When the grind and jig are the same then I just use Ellsworth – 2″. Ellsworth grind, Ellsworth jig, 2″ hole under grinder.

Note: Ellsworth grind has a wing. Like David Ellsworth  shows in his book.  Jordan grind does not have a wing.  Like John Jordan shows on AAW sharpening video. I use the same Ellsworth jig for both grinds. Its all in the motion! Swing the jig/gouge less to create the flat Jordan grind.

Close up of $2.50 Holes under my Grinder

I create the labels using my “Brother P-Touch” label maker. Around $30 on Amazon. The printer is cheap so they charge you a fortune for the label tape.

Turning Tools Bag

I came across this “Pie Iron” storage bag the other day at Dick’s Sporting Good on sale for $10.    It is made by Rome.  Item #1998.  $20 on Amazon.
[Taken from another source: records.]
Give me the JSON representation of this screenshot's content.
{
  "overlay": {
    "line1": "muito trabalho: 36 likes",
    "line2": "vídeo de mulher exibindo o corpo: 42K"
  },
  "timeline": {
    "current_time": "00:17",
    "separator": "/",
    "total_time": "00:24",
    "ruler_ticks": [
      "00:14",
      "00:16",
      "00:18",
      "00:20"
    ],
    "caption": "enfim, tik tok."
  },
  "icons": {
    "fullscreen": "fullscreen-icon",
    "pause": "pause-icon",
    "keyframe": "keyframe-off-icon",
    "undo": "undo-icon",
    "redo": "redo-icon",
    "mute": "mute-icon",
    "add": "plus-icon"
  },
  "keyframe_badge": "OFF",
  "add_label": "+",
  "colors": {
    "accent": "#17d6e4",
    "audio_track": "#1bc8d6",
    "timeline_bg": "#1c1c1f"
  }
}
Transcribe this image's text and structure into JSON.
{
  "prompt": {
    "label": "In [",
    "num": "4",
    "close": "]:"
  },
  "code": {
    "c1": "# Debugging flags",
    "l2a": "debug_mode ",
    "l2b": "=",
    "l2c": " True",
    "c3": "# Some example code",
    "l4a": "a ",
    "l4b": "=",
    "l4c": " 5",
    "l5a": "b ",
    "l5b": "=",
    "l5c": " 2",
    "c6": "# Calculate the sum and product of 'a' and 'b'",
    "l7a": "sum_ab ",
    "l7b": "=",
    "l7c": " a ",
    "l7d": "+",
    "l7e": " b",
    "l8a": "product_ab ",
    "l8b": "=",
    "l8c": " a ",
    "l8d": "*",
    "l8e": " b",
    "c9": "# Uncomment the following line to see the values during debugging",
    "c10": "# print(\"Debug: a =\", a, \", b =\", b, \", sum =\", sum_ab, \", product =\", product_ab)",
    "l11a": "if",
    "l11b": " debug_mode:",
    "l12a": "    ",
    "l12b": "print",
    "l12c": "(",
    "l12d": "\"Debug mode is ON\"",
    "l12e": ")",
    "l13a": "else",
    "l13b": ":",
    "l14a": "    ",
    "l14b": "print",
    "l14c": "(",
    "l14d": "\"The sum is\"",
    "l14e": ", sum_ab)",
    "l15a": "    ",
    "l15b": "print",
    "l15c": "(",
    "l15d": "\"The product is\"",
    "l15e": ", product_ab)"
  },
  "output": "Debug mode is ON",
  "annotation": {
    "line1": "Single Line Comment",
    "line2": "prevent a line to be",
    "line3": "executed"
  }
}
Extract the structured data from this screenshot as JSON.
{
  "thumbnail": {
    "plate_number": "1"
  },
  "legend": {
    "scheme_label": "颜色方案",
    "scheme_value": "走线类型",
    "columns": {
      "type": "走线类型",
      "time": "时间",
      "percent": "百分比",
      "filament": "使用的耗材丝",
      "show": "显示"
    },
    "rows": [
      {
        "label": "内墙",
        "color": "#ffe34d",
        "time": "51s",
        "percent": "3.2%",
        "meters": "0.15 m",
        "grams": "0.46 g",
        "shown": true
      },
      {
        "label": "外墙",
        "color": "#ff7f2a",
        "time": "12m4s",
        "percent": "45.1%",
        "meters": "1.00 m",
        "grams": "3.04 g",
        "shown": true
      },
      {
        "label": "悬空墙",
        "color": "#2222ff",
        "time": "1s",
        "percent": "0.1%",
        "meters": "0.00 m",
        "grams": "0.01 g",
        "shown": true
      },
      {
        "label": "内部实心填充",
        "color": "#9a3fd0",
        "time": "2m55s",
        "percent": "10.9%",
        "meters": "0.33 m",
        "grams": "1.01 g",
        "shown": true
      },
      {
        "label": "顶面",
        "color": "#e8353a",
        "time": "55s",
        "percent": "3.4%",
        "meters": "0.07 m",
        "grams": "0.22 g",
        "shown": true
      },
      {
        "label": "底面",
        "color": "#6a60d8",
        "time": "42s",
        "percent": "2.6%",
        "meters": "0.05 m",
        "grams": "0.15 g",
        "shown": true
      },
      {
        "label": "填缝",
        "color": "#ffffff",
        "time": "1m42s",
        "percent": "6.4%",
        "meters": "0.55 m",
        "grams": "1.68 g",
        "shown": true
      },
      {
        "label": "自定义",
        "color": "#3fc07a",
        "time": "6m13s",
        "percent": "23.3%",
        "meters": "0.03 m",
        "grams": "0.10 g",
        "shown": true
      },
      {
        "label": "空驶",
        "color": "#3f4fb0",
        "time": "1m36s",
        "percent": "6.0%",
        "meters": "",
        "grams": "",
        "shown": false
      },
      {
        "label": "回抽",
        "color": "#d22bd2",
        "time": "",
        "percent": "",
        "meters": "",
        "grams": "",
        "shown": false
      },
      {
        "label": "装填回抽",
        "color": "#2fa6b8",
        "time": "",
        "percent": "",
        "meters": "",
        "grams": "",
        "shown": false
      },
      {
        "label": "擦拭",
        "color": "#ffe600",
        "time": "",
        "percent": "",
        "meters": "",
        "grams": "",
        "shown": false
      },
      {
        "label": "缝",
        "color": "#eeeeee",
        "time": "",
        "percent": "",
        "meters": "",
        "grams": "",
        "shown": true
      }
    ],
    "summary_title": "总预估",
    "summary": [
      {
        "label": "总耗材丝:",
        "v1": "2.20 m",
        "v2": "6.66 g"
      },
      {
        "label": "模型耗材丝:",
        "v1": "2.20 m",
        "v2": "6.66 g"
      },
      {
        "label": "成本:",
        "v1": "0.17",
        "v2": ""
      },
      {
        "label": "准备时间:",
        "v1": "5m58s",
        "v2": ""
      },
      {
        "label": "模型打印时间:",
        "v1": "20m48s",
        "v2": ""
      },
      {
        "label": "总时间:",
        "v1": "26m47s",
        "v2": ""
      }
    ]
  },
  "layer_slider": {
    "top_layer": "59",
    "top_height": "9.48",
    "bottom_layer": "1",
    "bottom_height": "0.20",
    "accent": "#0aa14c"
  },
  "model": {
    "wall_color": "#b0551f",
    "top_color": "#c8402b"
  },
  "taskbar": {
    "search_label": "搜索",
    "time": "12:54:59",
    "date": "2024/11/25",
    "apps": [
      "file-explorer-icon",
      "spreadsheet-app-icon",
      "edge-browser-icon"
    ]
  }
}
I have no idea what a “Pie Iron” is but the price was right.   It is just the right size for carrying my turning tools to club meetings, etc.

I have tried all kinds of things for transporting my turning tools.  Tool rolls are hard to deal with.   Take up to much space when unrolled.  Get full of shavings and are a pain to roll up and fasten.  Its hard to find the tool you want when end of gouge is stuck into the roll.  I always seem to forget and put them in this way.

Buckets are kind of to big.  They tip over when you have to stand them up in  trucks and cars.   When you drive down the road they drive you nuts due to endless rattling.  They are heavy and awkward to carry.

I like this tool bag because it has a full zipper. I can find my tools easy and get them in and out easy.   It’s light weight.   I can zip it up easy to discourage shavings.  The price was right!

I lined one end of the bag with an old cardboard box to discourage holes from points of tools.  See photos.